As you can see, it’s the usual suspects of rule-based models outlined here. You may have heard of data-driven attribution (DDA), which distributes credits based on algorithms taking statistics and probability theory into account to maximize sales. While DDA is a great approach in valuing marketing channels in the customer journey, it’s probably the next step of your efforts. With rule-based models, you have a clearer understanding of how the different channels are valued. Besides, DDA often comes with a cost.
When you’ve decided on a model (don’t worry, your choice is not finite!), your attribution software will enlighten you with recalculated sales levels for each of your marketing channels. Most of your favorite channels will inevitably look worse and the ones you never really thought paid off will suddenly look better. But if you do a quick calculation, the sum of all changes in sales will be zero. Attribution doesn’t create any sales; it’s simply looking at historic data from another perspective. So what’s the point with this exercise?

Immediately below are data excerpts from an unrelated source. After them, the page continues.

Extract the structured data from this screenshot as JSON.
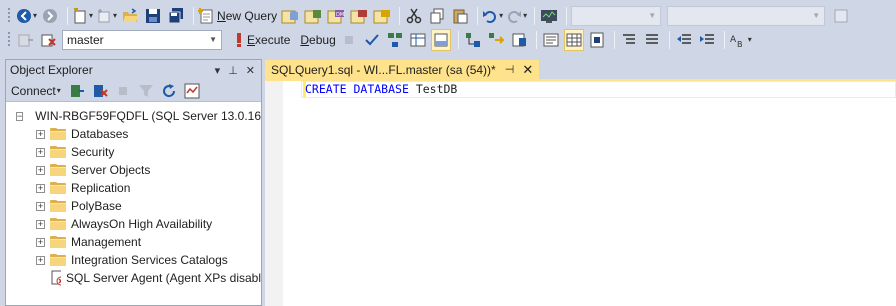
{
  "toolbar1": {
    "new_query_label": "New Query",
    "combo1": "",
    "combo2": ""
  },
  "toolbar2": {
    "database": "master",
    "execute_label": "Execute",
    "debug_label": "Debug"
  },
  "object_explorer": {
    "title": "Object Explorer",
    "connect_label": "Connect",
    "server": "WIN-RBGF59FQDFL (SQL Server 13.0.16",
    "nodes": [
      "Databases",
      "Security",
      "Server Objects",
      "Replication",
      "PolyBase",
      "AlwaysOn High Availability",
      "Management",
      "Integration Services Catalogs"
    ],
    "agent": "SQL Server Agent (Agent XPs disabl"
  },
  "editor": {
    "tab_title": "SQLQuery1.sql - WI...FL.master (sa (54))*",
    "code_kw1": "CREATE",
    "code_kw2": "DATABASE",
    "code_ident": "TestDB"
  },
  "colors": {
    "chrome": "#cfd6e5",
    "active_tab": "#ffe28c",
    "keyword": "#0000ff"
  }
}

The point is this is your new way of evaluating marketing efforts. And this will enable you to optimize your presence in these channels based on their attributed performance. A channel with higher attributed sales will make you increase your bids and investment levels in that channel, and vice versa. If your attribution software comes with a bid optimization module for all your channels, you’re lucky – push the button and deploy your attribution model within your bidding strategy. (If you’re not quite so lucky, you’ll need to change your bids manually.)

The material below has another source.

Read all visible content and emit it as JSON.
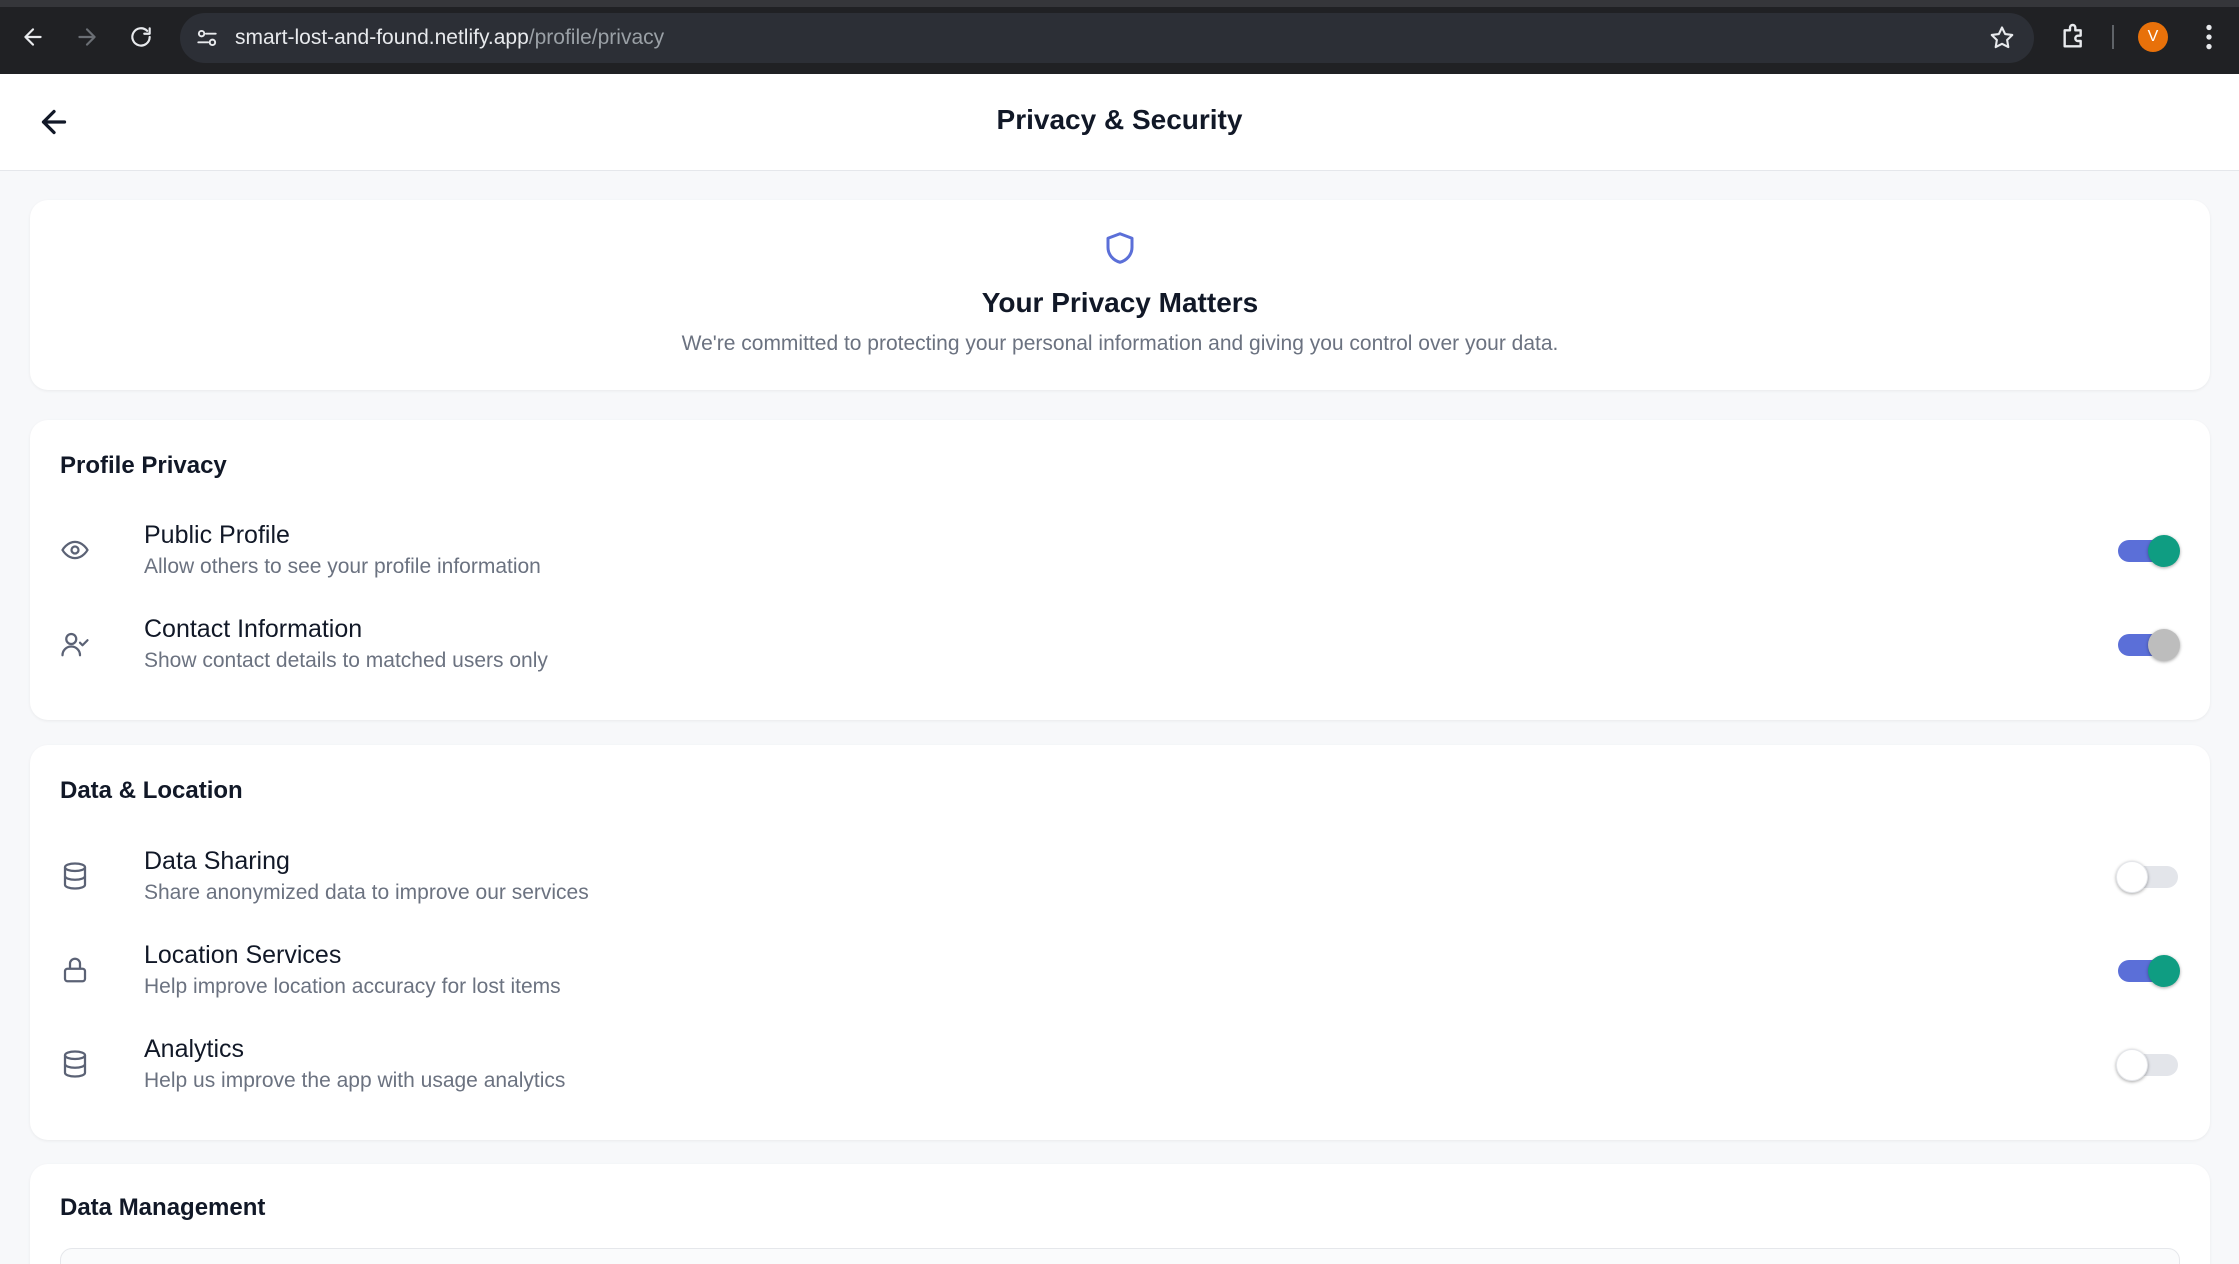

Bear in mind that the difference between your new attribution model and your old one (yes, last click is also an attribution model) is calculated on the average of each line item. This will be sufficient as a first venture into the world of attribution. When you go deeper, you should invest in that optimization module that will not only make your life easier but will also allow you to be more granular in your attribution efforts. Invest in software that is able to drill down to the level of creative, keyword or the site your advertisement was present on so you can distribute credit accordingly.
How to utilise your data
Once you’ve gathered your data, distilled your marketing efforts into logical, actionable line items on which you are able to conduct your attribution analysis and started to act upon that analysis in your optimization work, then it’s the time to understand what effect this exercise has had on your business. Testing is essential in all marketing efforts in order to distinguish the half of your media budget that really has an impact on your business. Deploying a different attribution model should also be put to the test. However in contrast to a conventional marketing test, this will require changing several variables at the same time, which makes it harder to pinpoint the exact impact that each change has on your business.
One way of dealing with that is having the mindset that what you’re really testing is the whole approach of calculating value across channels. When your test results show you an incremental effect on your sales as an outcome of your attribution model, then keep that model, alter those parameters that seem to have had the most impact on the uplift and test it again. Results show a detrimental effect? Start over, maybe try a different model or significantly alter the one you chose in the beginning. Discouraged about starting with attribution because you’re worried the time and resources invested won’t pay off? Then answer this question, and be honest with yourself: when did you put your current last click attribution model to the test?
This iterative process will not only get you closer to the truth of what marketing channels aid your customers doing business with you, it will also ease the introduction of new dimensions to your attribution efforts. As cross-device reporting becomes standard for your attribution analysis software or when technology evolves to enable the measurement of offline media investments, you will be quick to include this in your next analysis iteration. These innovations are already starting to form, so you’ll be ahead of the competition if you enter this field as of today.